To create the executable, simply run make -j
in the root folder, which will create an executable called pandaPIparser
If you are using MacOSX, the default versions of bison and flex are quite old. You need to install a recent version of bison and flex via brew. By default, the path for flex and bison is set to the most common location within a brew installation (which are /opt/homebrew/opt/bison/bin/bison
and /opt/homebrew/opt/flex/bin/flex
). If these paths are not correct for your system, you may alter them by changing the BISON
and FLEX
variables as follows:
BISON=/opt/homebrew/opt/bison/bin/bison FLEX=/opt/homebrew/opt/flex/bin/flex make -j
Note If you are using MacOSX, we compile the parser without the flags -static
and -static-libgcc
as static compilation does not work under MacOSX. This may slow down the parser, but it should not be significant.
If you require a debug build (which will cause the parser to output a lot of debugging information to stdout
), you can call the target make debug
. Be aware that you might have to do a full re-build for this to work properly, i.e., a make -Bj debug
.
The parser is called with at least two arguments: the domain and the problem file. Both must be written in HDDL.
The translation from HDDL to PANDA's internal file format is the default behaviour of pandaPIparser. By default, the parser will output the given instance in pandaPI's internal format on standard our. If you pass a third file name, pandaPIparser will instead output the internal representation of the instance to that file. As an example you can call
./pandaPIParser transport.hddl pfile01.hddl transport-pfile01.htn
This will generate a file transport-pfile01.htn
that contains a lifted, but machine readable version of the domain and problem that is read by the pandaPIgrounder.
pandaPIparser also offers to option to write the output to (J)SHOP2's input format. In order to do so add -shop
as one of the command line arguments (the position does not matter).
With -shop
you may specify up to four files as command line arguments: the input domain, the input problem, the output domain, and the output problem.
As an example consider
./pandaPIParser --shop transport.hddl pfile01.hddl shop-transport.lisp shop-pfile01.lisp
Note that
- pandaPIparser will shift some of the contents of the HDDL problem file to the (J)SHOP2 domain file. Most notably, pandaPIparser moves the initial task network of the HDDL problem into the (J)SHOP2 domain by compiling it into a method for a new abstract task
__top
. - any propositional goal will be ignored in the translation.
- only constant action costs (i.e. integer valued ones that do not depend on parameters and state) are supported.
- any action named
call
will be renamed to_call
, ascall
is a keyword for (J)SHOP2. - current
forall
statements in preconditions are fully instantiated.

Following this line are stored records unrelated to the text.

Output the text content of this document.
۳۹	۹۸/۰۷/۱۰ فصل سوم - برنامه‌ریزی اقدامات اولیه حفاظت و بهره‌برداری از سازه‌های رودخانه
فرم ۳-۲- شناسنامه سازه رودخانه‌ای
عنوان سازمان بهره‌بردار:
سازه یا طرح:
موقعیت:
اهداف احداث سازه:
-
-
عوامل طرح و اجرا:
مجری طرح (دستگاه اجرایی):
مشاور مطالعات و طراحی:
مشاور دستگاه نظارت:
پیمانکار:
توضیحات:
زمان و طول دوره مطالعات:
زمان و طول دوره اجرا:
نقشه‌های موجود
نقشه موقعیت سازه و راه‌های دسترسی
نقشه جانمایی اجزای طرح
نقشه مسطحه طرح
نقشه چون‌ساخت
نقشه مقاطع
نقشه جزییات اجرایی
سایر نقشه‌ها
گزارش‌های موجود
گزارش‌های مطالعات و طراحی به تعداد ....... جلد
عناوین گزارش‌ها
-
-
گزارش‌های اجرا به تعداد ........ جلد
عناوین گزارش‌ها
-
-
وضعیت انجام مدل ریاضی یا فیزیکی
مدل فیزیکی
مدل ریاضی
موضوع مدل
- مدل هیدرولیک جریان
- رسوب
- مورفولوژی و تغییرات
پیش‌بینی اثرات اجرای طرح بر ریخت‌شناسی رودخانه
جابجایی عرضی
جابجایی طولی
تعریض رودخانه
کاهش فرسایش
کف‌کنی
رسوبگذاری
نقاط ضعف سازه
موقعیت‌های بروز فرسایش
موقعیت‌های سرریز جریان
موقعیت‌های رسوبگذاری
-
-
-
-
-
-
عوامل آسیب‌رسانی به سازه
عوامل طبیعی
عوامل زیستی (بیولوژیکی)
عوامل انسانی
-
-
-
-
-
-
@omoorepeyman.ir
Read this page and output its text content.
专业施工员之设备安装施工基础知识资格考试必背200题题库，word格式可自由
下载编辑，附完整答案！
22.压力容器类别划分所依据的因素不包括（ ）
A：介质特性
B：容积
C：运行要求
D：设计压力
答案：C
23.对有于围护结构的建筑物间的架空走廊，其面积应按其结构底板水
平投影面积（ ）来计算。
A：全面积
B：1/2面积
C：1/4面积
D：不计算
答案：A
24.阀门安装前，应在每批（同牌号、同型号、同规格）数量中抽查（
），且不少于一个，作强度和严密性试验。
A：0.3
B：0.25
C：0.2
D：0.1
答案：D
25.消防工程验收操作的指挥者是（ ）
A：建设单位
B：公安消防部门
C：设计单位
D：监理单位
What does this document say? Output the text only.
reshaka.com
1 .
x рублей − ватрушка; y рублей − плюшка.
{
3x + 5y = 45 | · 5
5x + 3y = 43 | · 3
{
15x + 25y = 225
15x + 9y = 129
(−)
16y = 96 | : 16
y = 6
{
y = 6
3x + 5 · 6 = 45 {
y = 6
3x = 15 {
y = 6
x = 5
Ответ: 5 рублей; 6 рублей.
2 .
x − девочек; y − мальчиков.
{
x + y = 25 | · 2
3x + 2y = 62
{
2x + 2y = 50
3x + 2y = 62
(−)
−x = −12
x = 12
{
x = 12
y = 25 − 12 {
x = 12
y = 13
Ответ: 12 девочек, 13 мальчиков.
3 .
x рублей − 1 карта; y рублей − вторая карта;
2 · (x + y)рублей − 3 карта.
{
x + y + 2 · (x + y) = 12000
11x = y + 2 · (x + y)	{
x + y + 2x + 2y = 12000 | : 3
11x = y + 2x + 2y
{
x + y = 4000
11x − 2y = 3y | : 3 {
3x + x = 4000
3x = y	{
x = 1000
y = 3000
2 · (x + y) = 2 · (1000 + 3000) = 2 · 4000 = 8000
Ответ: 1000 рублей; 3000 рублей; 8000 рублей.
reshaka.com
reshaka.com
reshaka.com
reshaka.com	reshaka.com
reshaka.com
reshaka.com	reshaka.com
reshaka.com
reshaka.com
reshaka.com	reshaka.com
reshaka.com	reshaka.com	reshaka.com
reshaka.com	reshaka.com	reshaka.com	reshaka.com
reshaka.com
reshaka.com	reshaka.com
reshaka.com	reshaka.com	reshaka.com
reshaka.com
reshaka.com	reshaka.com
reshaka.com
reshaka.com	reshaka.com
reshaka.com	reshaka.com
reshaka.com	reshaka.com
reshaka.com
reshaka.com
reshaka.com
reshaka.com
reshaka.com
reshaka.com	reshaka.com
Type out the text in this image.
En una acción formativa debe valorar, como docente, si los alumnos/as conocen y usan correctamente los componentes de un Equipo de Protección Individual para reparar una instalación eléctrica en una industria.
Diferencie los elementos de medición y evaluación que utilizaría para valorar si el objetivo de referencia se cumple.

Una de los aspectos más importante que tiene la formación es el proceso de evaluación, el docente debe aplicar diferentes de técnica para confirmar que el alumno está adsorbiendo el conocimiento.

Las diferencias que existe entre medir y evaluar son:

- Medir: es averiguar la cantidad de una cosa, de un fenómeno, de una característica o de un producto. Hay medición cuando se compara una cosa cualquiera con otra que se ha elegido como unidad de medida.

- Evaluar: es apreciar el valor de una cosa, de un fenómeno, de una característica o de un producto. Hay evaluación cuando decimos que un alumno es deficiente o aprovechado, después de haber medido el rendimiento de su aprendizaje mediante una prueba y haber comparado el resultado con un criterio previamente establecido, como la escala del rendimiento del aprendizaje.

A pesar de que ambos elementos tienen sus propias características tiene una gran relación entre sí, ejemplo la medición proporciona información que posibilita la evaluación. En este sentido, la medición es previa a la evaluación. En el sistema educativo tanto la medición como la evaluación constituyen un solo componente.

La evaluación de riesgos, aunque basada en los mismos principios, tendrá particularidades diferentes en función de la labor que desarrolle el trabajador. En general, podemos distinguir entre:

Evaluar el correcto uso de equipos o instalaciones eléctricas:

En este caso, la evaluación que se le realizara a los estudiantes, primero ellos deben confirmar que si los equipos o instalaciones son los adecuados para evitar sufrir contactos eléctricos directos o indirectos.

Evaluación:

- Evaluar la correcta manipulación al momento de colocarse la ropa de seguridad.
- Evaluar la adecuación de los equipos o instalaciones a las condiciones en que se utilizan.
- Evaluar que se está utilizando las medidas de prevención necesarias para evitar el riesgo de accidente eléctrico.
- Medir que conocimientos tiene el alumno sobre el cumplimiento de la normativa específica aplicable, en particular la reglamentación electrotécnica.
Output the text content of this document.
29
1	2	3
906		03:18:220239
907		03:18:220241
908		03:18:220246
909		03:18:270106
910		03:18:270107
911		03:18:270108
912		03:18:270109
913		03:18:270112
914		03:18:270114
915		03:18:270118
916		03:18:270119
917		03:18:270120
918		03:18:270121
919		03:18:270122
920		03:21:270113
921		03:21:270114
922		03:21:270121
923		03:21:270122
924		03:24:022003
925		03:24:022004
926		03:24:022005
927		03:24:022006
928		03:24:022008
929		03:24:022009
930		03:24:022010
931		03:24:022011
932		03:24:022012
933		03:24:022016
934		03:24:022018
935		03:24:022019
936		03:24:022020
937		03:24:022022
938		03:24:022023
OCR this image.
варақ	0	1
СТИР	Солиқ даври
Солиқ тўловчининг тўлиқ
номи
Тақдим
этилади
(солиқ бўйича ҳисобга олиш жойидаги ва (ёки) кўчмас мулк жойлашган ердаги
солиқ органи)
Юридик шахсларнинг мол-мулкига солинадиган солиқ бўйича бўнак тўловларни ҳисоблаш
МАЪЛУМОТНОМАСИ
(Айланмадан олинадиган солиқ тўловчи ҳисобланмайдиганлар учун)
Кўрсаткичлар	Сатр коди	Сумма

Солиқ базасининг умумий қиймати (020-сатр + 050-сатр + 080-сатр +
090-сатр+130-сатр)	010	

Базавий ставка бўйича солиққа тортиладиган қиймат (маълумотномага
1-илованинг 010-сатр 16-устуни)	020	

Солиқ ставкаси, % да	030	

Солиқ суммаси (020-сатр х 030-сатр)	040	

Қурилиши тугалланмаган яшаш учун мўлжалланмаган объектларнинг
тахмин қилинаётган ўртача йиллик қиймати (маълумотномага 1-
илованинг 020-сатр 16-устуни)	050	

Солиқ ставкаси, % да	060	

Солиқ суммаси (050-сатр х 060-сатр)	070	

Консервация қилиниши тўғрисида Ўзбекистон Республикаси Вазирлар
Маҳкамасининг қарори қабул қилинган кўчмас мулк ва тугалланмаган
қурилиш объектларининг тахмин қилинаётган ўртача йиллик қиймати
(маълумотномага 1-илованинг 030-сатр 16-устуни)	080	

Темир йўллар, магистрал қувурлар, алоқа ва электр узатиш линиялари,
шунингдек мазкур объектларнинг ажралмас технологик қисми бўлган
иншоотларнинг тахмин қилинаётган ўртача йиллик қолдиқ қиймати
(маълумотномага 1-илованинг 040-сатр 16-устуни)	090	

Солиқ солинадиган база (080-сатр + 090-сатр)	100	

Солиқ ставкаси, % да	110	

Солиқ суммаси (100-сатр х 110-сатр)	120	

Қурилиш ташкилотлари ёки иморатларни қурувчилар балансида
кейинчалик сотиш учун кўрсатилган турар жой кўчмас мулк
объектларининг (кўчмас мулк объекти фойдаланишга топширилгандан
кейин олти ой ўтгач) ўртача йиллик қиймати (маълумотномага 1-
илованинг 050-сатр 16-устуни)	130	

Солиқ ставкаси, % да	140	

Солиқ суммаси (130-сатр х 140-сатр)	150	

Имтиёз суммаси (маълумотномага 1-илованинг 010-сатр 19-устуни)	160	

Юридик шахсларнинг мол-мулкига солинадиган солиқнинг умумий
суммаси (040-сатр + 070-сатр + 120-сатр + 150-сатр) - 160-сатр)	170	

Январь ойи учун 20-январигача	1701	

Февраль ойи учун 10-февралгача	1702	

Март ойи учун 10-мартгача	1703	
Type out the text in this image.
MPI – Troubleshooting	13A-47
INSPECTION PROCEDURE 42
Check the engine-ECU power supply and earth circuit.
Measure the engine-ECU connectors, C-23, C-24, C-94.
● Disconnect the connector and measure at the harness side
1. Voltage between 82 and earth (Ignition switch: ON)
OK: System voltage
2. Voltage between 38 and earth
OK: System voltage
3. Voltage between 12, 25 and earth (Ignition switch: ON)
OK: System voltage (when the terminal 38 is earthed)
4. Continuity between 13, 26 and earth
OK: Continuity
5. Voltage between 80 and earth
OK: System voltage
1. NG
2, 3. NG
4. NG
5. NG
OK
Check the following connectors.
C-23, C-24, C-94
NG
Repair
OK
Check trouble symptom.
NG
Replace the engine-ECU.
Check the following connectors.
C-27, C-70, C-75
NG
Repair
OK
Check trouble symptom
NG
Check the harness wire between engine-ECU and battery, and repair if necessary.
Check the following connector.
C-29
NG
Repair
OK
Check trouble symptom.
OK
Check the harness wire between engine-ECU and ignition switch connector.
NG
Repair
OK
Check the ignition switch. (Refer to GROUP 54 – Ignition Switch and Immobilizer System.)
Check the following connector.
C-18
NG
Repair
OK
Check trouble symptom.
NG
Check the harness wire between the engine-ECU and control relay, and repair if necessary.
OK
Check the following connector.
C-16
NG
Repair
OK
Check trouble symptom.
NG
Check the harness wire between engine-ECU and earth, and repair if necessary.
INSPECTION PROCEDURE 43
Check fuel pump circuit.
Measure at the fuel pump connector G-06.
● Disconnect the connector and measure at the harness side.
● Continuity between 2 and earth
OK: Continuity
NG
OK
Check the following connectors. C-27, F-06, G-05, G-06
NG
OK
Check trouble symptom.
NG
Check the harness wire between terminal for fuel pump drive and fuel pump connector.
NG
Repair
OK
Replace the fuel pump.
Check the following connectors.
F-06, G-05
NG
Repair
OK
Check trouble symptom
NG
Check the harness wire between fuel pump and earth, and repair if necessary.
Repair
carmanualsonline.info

pandaPIparser also supports (J)SHOP1's output. This is essentially the same as the output for (J)SHOP2 with the only difference that underscores will be replaced by minuses and leading minuses are prepended with an x
.
To call the translator in this compatibility mode, use --shop1
instead of --shop
as the command line argument.
pandaPIparser also offers to option to write the output to HPDL. In order to do so add --hpdl
as one of the command line arguments (the position does not matter).
Parameter-wise --hpdl
works exactly as --shop
If you have any issues with pandaPIparser -- or have any question relating to its use, please contact Gregor Behnke.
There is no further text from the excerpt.